Tahliye edilesi bir düş.
Tecrit edilesi bir düşüş.
Tahayyülünün imkânsız olduğu o çarpık
ve sahtekâr gülüş.
Mıntıkam belli mizacım da.
Meali yitik bir günde demlenen
acıların kantarı da.
Soyutlandığım hayata delalet bir
soykırım mı yoksa arşınladığım yolun da yok iken geri dönüşü ve işte hazanla
iştigal bir haziran sabahında kol kanat gerendir sadece ve sadece yüce Huda.
Muhtırası verildi mi sahi?
Muallim de mi terk etti makamının?
Derlediğim sözcüklerden inşa ettiğim
bir karavan iken içinde yaşadığım sözcüklerin endamı ve efkârı.
Doğaüstü güçlerdir gücüme güç katan
bazense tam tersi.
Sırça köşkümün de yerinde yeller
eserken.
Bir sağanaksa yakalandığım ve işte
sağalttığım kadar acıları rahmetine bandığım duyguların ve yağan yağmurun
endamında görülmez oldu gözümün akan yaşı.
Bir girift hece imiş ki sevmek çok
sevmek ve ritüelim iken bazense kapaklandığıma delalet.
Kap kaça uğramışsa benlik neye yarar inkârı?
Kaybolması mümkün olmayan rüzgârın
savruk nidaları ve işte pekişen özlemim anneme peçesinde sakladığım sözcüklerin
bazen duvağı bazen duvarlara tekabül ettiği bir gelenekmişçesine gel-git akıllı
tayfası hayatın ya da sarmalında gizin telaşla ördüğüm saçları yazdıklarımın.
Bir cendere imiş meğer
anlatılmayanlar.
Cünüp bellenen isyankâr gölgelerden
de uzak kaldığım kadarıyla.
Reşit bir ölüm isterdim asla
eşiğinden geçmediğim ve işte Araf’ta saklı varlığım ve adağım ve bağladığım
çaputlarım evin önündeki yaşlı çınarın da sunumu ile bazense göle maya çaldığım
ve uzağında mutluluğun savsaklanmış olsa ne ki varlığım…
Günün penceresine kondum.
Gece gelmeden örttüm perdeleri.
Gerisin geri kaçtığım hangi duyguysa
ve hangi mekânsa haz etmediğim elbet acının da umudun da hazzı iken
sözcüklerden kendime yaptığım o kâğıttan uçurtma.
Vurdular lakin uçurtmamı.
Vuruldum en can alıcı yerimden.
Yerimden yurdumdan olmadan hayat ve
zaman da imkân sağlarken.
Bilumum duygunun tekmili ve tekbiri.
Bulamacı hüznün ve gergin bir ipte
yürüdüğümden beri.
Ayaklarım titrese de ayaktayım.
Başım dönse de diktir başım.
Dilemması sözcüklerin ve dilaltı
şiirlerim ve meskenim ve meramım ve muhatabım sadece Yaratan.

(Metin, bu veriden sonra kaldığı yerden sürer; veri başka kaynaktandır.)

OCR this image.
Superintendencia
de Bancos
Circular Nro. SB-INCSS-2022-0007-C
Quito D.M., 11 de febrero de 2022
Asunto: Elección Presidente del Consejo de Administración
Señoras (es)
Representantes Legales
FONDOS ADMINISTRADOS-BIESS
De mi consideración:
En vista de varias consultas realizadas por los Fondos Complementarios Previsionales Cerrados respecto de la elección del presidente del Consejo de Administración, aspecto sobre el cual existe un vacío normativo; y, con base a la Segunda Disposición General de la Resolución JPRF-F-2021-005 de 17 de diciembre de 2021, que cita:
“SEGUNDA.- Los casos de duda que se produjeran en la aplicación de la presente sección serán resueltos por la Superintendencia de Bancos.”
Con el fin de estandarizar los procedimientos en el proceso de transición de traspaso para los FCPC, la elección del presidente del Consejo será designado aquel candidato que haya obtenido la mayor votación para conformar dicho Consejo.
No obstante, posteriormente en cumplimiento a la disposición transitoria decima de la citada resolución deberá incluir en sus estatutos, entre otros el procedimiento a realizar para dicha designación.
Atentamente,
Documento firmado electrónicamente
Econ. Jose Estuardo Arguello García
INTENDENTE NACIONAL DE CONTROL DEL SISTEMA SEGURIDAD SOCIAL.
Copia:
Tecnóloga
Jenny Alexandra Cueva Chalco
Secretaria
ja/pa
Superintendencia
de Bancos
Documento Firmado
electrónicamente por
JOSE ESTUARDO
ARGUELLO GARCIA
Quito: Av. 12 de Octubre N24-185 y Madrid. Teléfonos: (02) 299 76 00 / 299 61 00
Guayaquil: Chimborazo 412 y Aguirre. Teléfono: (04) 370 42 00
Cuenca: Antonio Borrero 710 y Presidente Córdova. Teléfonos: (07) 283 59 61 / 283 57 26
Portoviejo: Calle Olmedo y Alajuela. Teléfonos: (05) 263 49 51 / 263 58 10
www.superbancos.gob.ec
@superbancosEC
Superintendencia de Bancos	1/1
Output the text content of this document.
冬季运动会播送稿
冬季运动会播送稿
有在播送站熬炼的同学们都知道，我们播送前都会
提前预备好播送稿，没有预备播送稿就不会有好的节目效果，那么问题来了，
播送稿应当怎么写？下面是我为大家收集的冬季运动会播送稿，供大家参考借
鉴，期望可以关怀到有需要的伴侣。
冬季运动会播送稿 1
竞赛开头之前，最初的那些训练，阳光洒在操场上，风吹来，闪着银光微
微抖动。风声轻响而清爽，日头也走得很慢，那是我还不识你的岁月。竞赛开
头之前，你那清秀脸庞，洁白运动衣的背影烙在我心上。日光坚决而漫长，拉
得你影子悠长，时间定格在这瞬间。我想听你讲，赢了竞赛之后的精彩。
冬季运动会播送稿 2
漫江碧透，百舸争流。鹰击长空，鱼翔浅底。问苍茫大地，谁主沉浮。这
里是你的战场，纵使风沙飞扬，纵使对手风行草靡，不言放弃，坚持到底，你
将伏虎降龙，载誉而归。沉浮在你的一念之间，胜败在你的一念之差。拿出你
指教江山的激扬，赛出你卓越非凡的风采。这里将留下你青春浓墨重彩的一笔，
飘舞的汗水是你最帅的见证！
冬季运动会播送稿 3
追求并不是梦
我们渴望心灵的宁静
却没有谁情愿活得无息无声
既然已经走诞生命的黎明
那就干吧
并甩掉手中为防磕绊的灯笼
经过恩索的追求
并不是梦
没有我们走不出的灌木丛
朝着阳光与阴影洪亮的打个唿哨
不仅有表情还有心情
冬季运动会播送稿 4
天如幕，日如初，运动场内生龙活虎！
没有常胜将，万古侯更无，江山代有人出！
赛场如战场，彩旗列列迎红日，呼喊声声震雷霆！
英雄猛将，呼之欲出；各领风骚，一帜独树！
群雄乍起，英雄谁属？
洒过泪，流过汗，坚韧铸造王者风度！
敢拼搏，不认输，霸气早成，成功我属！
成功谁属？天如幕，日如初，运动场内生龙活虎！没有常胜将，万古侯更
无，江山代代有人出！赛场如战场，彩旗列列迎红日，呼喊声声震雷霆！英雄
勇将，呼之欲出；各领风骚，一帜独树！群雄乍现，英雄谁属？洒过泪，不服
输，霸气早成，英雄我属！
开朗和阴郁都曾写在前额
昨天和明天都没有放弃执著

Uluların ulusu aşkın İlahi Çağrısı:
Ünlenmiş ruhumdan dökülen yaşları
ihbar etsin varsın zalim bense efkârlı bir hüzünle ve duygularımın kat izinde
çıkmaktayım basamakları.
Hizaladığım bir gülüştür çekincelerimi
boca ettiğim.
Çalıntı bir sözcüktür ruhumdan
arakladıkları.
Yine de mealimdir annem ve meramı
O’nda saklı ve mizacımda kâh şen kâh derdest edilmiş iklimler sekerken yan
basan kederin de isyanında saklı tuttuğum kadar o devasa inancımı.
Salkım söğüt mü?
Ya da kökü kurumuş bir ağaç…
Salkım saçak mı yüreğim ve işte
sözcüklerim de değil asla yeknesak.
Üfüren.
Öğüten.
Değirmende beyazlamadı hani boş yere
ruhumun saçları ve sükûnet dilediğim bir gün değil sulh bildiğim bir ömür hiç
değil varsa yoksa umudun tekeri ve inancın sunduğu o huşu ve işte askıya
aldığım hayatı benden çalmak isteyen her kimse değildir bile yüreğime kiracı.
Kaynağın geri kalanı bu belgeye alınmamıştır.